Ночная пора, очевидно, захватила всё темным оттенком, но, конечно, тоже не тем, что был раньше, а гораздо чернее. Мы давно знаем, что темнота не черная, темнота не равняется пустоте, но сейчас казалось, будто она темнеет с каждым мигом, с каждым вздохом. Звезды не белые, но сегодня белее обычного, ночная синева неба и вовсе пропала, растворилась в этом бульоне из густой смеси, смеси старых, сгнивших темных туч. Под тяжестью купола летели ночные птицы и выкрикивали глухие звуки, сбивая покой, которого никто и не ждал. К своей душе не подпускали ни единой слезинки у глаз, громыхали колоннами из плотно поставленных в собственном сознании эмоций, что в совокупности с природой и холодком становились ничем. Ничем и погибали все бывшие здесь чувства. Да и какой смысл в чувствах без ощущения цвета? Я правда потерял эту возможность, эту незаметную, но такую важную часть жизни. Нет, мне кажется, что со мной что-то просто не так. Но я не вижу цветов, не вижу звуков жизни, не чувствую ничего, не слышу запахов, но главное – цвета тускнели. Я оказывался в черно-белом кино, и это неприятно. И мой мир уже не тот.

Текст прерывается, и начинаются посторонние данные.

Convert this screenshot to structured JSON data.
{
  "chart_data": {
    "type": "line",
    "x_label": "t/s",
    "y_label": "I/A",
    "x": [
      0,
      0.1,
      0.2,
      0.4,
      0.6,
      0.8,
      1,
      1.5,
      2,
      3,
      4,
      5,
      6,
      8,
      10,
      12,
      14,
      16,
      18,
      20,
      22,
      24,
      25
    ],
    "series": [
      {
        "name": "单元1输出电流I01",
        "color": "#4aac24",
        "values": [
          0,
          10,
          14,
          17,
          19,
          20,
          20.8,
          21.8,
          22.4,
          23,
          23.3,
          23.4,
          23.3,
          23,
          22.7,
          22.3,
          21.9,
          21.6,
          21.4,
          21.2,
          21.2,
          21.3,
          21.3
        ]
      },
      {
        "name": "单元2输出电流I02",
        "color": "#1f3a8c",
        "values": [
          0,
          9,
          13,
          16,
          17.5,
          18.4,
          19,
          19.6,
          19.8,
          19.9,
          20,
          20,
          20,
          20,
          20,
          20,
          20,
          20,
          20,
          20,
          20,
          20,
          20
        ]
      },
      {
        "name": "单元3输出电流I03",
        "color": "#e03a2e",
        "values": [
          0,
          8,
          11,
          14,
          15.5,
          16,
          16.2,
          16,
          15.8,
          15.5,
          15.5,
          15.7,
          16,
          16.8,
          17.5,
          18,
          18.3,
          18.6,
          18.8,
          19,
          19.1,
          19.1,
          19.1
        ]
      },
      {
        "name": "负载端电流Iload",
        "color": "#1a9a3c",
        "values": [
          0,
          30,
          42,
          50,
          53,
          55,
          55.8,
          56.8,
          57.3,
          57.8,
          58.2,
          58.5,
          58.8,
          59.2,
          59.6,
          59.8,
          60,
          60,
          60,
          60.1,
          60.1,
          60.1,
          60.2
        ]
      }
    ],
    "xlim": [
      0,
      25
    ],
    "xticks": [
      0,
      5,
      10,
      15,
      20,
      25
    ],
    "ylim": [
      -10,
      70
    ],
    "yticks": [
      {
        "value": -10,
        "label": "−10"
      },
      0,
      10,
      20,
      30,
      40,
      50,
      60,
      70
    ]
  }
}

Мы сидели, погрузившиеся в тот же покой, лишенный насыщенности и контрастности, сидели рядом с такси, опираясь спинами, грязный и бледный оранжевый цвет его потерялся и до этих странных помех со зрением. Я ранее никогда не позволял себе подобного, но сегодня ощутил, что жизнь не стояла на том пути, стоя на коем, имело бы смысл волноваться за машину. Мы уже доверились друг другу, не осмысливая, где находимся и почему, не придавая значения тому, что настала ночь – ночь, что в очередной раз провожалась на улице. Так заработался, так привела меня сюда она. Я даже не видел на её лице ничего гадкого, ничего отталкивающего, я просто двигался по воле своей непослушной души. И нет, то тоже не лирика, это физическое ощущение, ощущение обособленности собственных желаний от желаний своей души. Нет, что-то точно ушло на второй план, и это сложно выразить парой предложений. Всё не то! У души есть вторая сторона, она тоже лицемерна.  Рядом потрескивал огонь, что появился здесь будто сам по себе, сам зажил, разгорелся и сиял всеми оттенками черного, белого и серого, но не перебивал он нас своей живостью, а внимательно, даже восторженно слушал.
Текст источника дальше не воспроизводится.